Former Libyan revolutionaries still hold about 7,000 people, and some reportedly have been subjected to torture and ill treatment, according to a U.N. report circulated Monday.
The report by U.N. Secretary-General Ban Ki-moon, made public before a Security Council briefing about Libya on Monday afternoon, says that many of the inmates have no access to due process in the absence of a functioning police and judiciary.
It also says that sub-Saharan Africans, in some cases accused or suspected of being mercenaries hired by Moammar Gadhafi's regime, constitute a large number of those held.
"While the (National Transitional Council) has taken some steps toward transferring responsibility for the detainees from brigades to proper state authorities, much remains to be done to regularize detention, prevent abuse and bring about the release of those whose detention should not be prolonged," the report says.

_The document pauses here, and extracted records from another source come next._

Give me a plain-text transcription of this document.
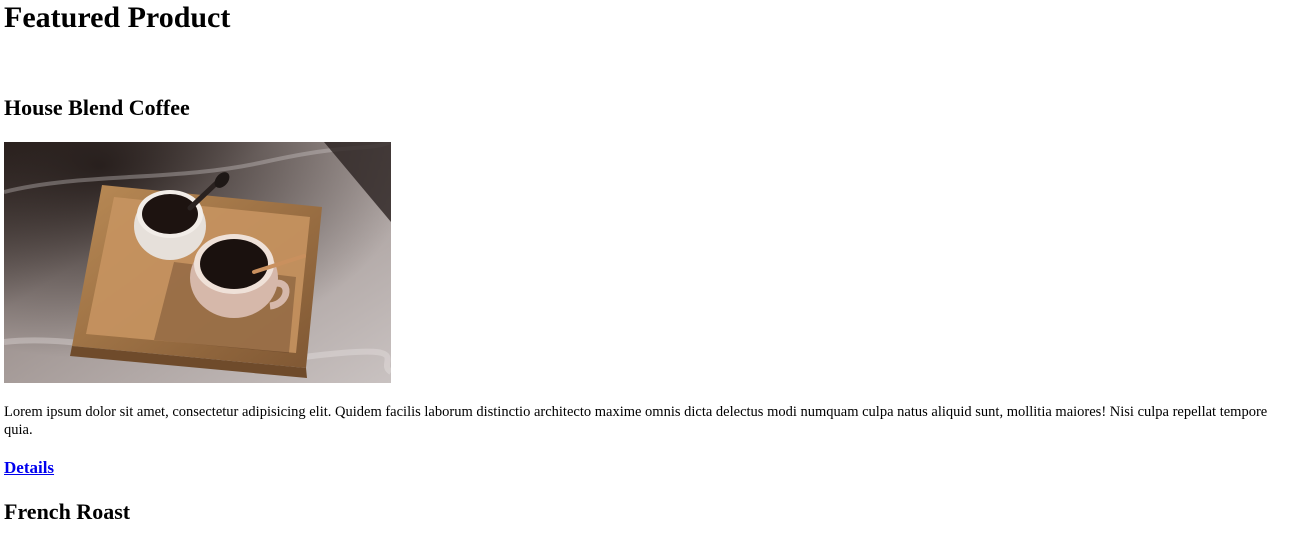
Featured Product
House Blend Coffee

Lorem ipsum dolor sit amet, consectetur adipisicing elit. Quidem facilis laborum distinctio architecto maxime omnis dicta delectus modi numquam culpa natus aliquid sunt, mollitia maiores! Nisi culpa repellat tempore quia.

Details
French Roast
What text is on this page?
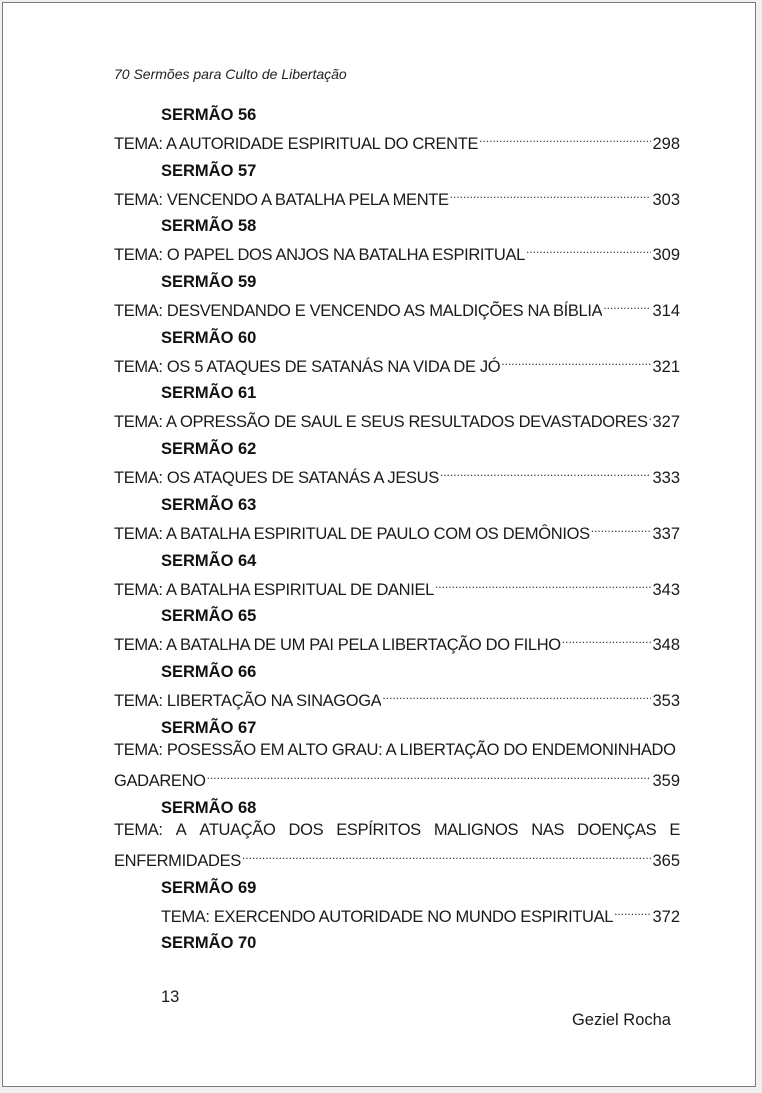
70 Sermões para Culto de Libertação
SERMÃO 56
TEMA: A AUTORIDADE ESPIRITUAL DO CRENTE .....	298
SERMÃO 57
TEMA: VENCENDO A BATALHA PELA MENTE .....	303
SERMÃO 58
TEMA: O PAPEL DOS ANJOS NA BATALHA ESPIRITUAL .....	309
SERMÃO 59
TEMA: DESVENDANDO E VENCENDO AS MALDIÇÕES NA BÍBLIA .....	314
SERMÃO 60
TEMA: OS 5 ATAQUES DE SATANÁS NA VIDA DE JÓ .....	321
SERMÃO 61
TEMA: A OPRESSÃO DE SAUL E SEUS RESULTADOS DEVASTADORES ..... 327
SERMÃO 62
TEMA: OS ATAQUES DE SATANÁS A JESUS .....	333
SERMÃO 63
TEMA: A BATALHA ESPIRITUAL DE PAULO COM OS DEMÔNIOS .....	337
SERMÃO 64
TEMA: A BATALHA ESPIRITUAL DE DANIEL .....	343
SERMÃO 65
TEMA: A BATALHA DE UM PAI PELA LIBERTAÇÃO DO FILHO .....	348
SERMÃO 66
TEMA: LIBERTAÇÃO NA SINAGOGA .....	353
SERMÃO 67
TEMA: POSESSÃO EM ALTO GRAU: A LIBERTAÇÃO DO ENDEMONINHADO
GADARENO .....	359
SERMÃO 68
TEMA: A ATUAÇÃO DOS ESPÍRITOS MALIGNOS NAS DOENÇAS E
ENFERMIDADES .....	365
SERMÃO 69
TEMA: EXERCENDO AUTORIDADE NO MUNDO ESPIRITUAL ..... 372
SERMÃO 70
13
Geziel Rocha
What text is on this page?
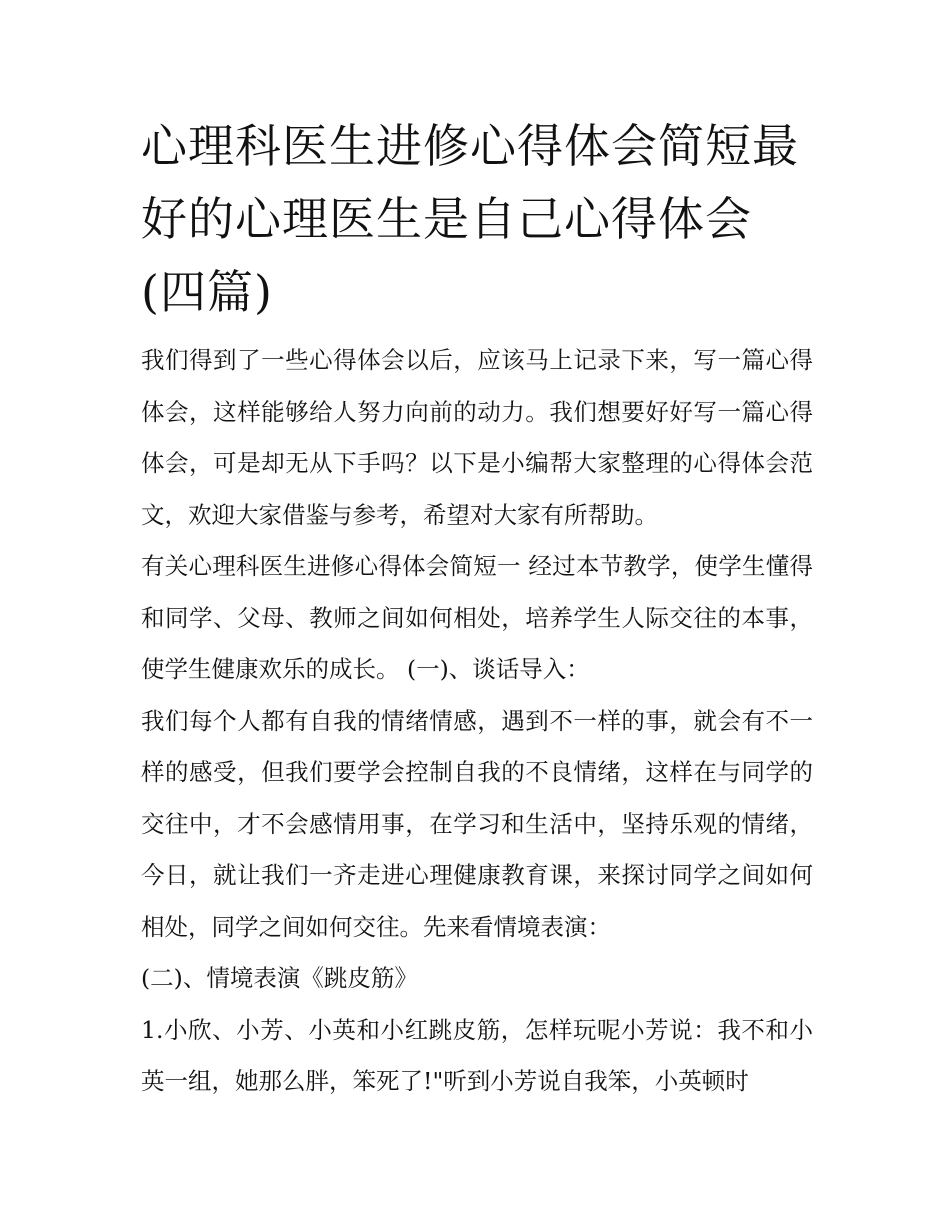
心理科医生进修心得体会简短最好的心理医生是自己心得体会(四篇)

我们得到了一些心得体会以后，应该马上记录下来，写一篇心得体会，这样能够给人努力向前的动力。我们想要好好写一篇心得体会，可是却无从下手吗？以下是小编帮大家整理的心得体会范文，欢迎大家借鉴与参考，希望对大家有所帮助。

有关心理科医生进修心得体会简短一 经过本节教学，使学生懂得和同学、父母、教师之间如何相处，培养学生人际交往的本事，使学生健康欢乐的成长。 (一)、谈话导入：

我们每个人都有自我的情绪情感，遇到不一样的事，就会有不一样的感受，但我们要学会控制自我的不良情绪，这样在与同学的交往中，才不会感情用事，在学习和生活中，坚持乐观的情绪，今日，就让我们一齐走进心理健康教育课，来探讨同学之间如何相处，同学之间如何交往。先来看情境表演：

(二)、情境表演《跳皮筋》

1.小欣、小芳、小英和小红跳皮筋，怎样玩呢小芳说：我不和小英一组，她那么胖，笨死了!"听到小芳说自我笨，小英顿时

"I believe that the leaders of the new Libya are indeed committed to building a society based on the respect for human rights," Ban said in his report. "Achieving this requires the earliest possible action, however difficult the circumstances, to end arbitrary detention and prevent abuses and discrimination, against third country nationals as well as against any group of Libya's own citizens."
The spokesman for Libya's new army, Ahmed Bani, said in Libya on Monday that he was unaware of the reported mistreatment.
"I am not sure if it happened. Maybe, but if it happened, don't blame us. We were suffering for 42 years. He was hurting us, he was killing us and he raped our women," he said.
Ban's special representative for Libya, Ian Martin, told the Security Council later Monday that he had urged the new ministers of interior and defense "to give high priority to addressing swiftly" the U.N. chief's concerns regarding the detentions.
"The new government must show that it is a priority for effective action," Martin said.
The special envoy said other urgent issues include dealing with a flood of uncontrolled arms in the country, and figuring out how to free up frozen funds so the country can begin rebuilding.
U.S. Ambassador to the United Nations Susan Rice told reporters afterward that she briefed the group on a trip she made last week to Libya, where she met with activists and leaders of the transitional government.
Rice said that she found Libyans to be "overwhelming exuberant and excited about their future" and that they praised the Security Council for authorizing military force to protect civilians during Gadhafi's crackdown.